- Flag Coat of arms
- Country: Nicaragua
- Capital: León

Area
- • Total: 5,138 km^{2} (1,984 sq mi)

Population (2023 estimate)
- • Total: 426,850
- • Density: 83.08/km^{2} (215.2/sq mi)
- ISO 3166-2: NI-LE

= León Department =

Department of Nicaragua

León (/es/) is a department in Nicaragua. It covers an area of 5138 km2 and has a population of 426,850 (2023 estimate). The capital is the city of León. There are several volcanoes in the department, including the Momotombo and Cerro Negro.

==History==
León was established on 15 June 1524 by Francisco Hernández de Córdoba on the slopes of the Momotombo volcano. However, it was damaged by the eruption of the Momotombo volcano in 1578, and further destroyed in an earthquake in 1610. After the destruction of the city, the current settlement of León, was established about 30 km from the site, and León served as the capital of Nicaragua until the early 19th century. The old destroyed city became part of the Ruins of León Viejo. It also houses a cathedral, the largest in Central America, which was built between 1747 and 1860. The ruins of León Viejo was inscribed as a UNESCO World Heritage Site in 2000.

==Geography==
León is one of the fifteen departments of Nicaragua. It is spread over an area of 5138 km2. Its capital, León, is located 93 km from the national capital of Managua. It is bordered by Matagalpa, Estelí, Managua and Chinandega Departments. There are ten municipalities-Achuapa, El Jicaral, El Sauce, La Paz Centro, Larreynaga, León, Nagarote, Quezalguaque, Santa Rosa del Peñón, and Telica, in the department. The department hosts several sandy beaches along the Pacific coast. The Juan Venado Island, is located off the Pacific coast, and forms part of a protected reserve since 1983.
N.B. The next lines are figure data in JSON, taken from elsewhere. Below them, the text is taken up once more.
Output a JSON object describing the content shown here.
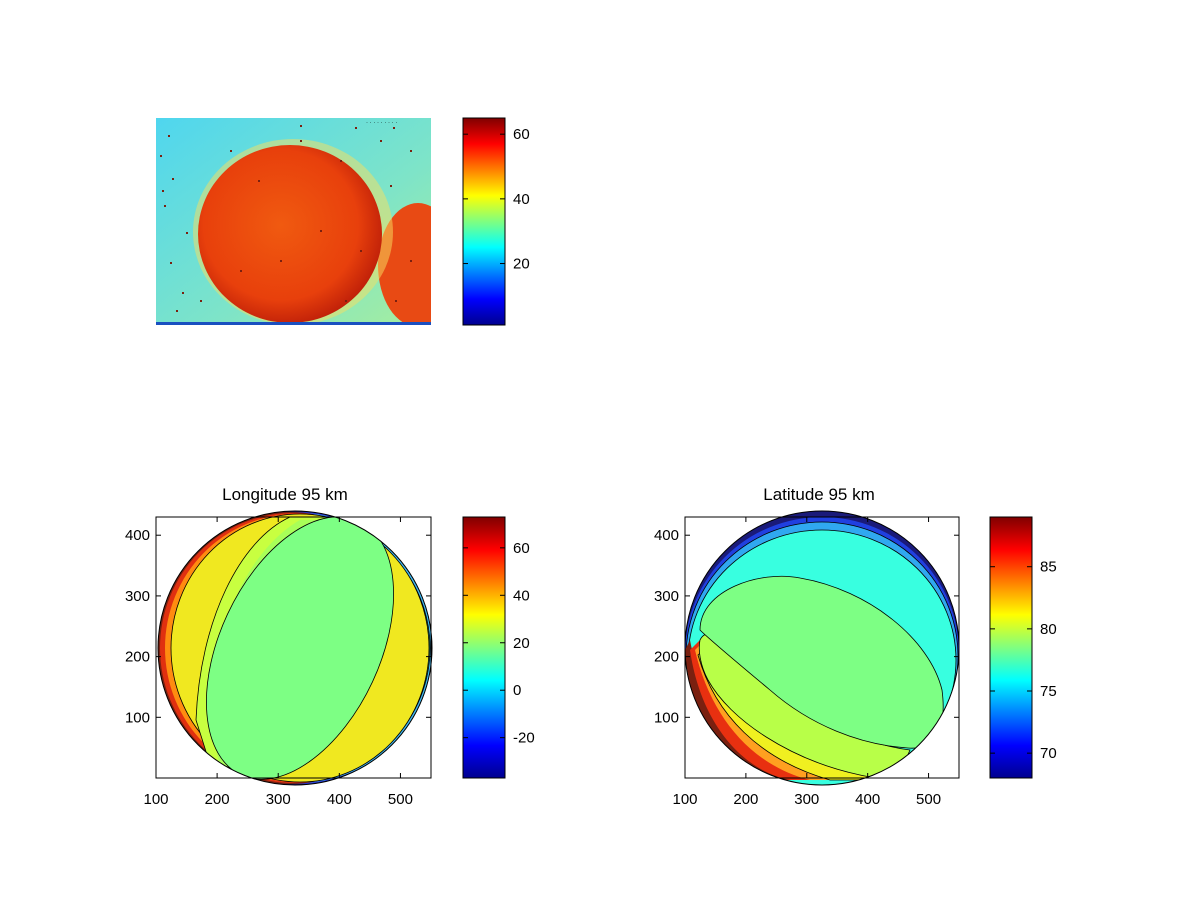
{
  "colormap": "jet",
  "jet_stops": [
    "#00008f",
    "#0000ff",
    "#00ffff",
    "#ffff00",
    "#ff0000",
    "#800000"
  ],
  "chart_data": [
    {
      "type": "heatmap",
      "title": "",
      "description_values": {
        "disk_level": 55,
        "background_level": 30
      },
      "colorbar": {
        "min": 1,
        "max": 65,
        "ticks": [
          20,
          40,
          60
        ]
      }
    },
    {
      "type": "heatmap",
      "title": "Longitude 95 km",
      "xlim": [
        100,
        550
      ],
      "ylim": [
        0,
        430
      ],
      "xticks": [
        100,
        200,
        300,
        400,
        500
      ],
      "yticks": [
        100,
        200,
        300,
        400
      ],
      "colorbar": {
        "min": -37,
        "max": 73,
        "ticks": [
          -20,
          0,
          20,
          40,
          60
        ]
      },
      "contour_levels": [
        70,
        60,
        50,
        40,
        30,
        20,
        10,
        0,
        -10,
        -20
      ]
    },
    {
      "type": "heatmap",
      "title": "Latitude 95 km",
      "xlim": [
        100,
        550
      ],
      "ylim": [
        0,
        430
      ],
      "xticks": [
        100,
        200,
        300,
        400,
        500
      ],
      "yticks": [
        100,
        200,
        300,
        400
      ],
      "colorbar": {
        "min": 68,
        "max": 89,
        "ticks": [
          70,
          75,
          80,
          85
        ]
      },
      "contour_levels": [
        88,
        86,
        84,
        82,
        80,
        78,
        76,
        74,
        72,
        70
      ]
    }
  ]
}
There are several volcanoes in the Maribios mountains. Momotombo, which raises to 1297 m is located near the town of Puerto Momotombo, on the shores of Lake Managua. The Cerro Negro, which raises to an elevation of 728 m, was formed in 1850 and is the youngest volcano in Central America. It is located close to the city of Leon and is amongst the most active volcanoes in Nicaragua.

==Demographics==
As per 2023 estimate, Leon department had a population of 436,850 inhabitants. The population consists of 51% females and 49% males. About 64.5% of the population were classified as urban, and rest 35.5% as rural.

==Sister State==
León is a sister state with Minnesota, USA through Project Minnesota/León.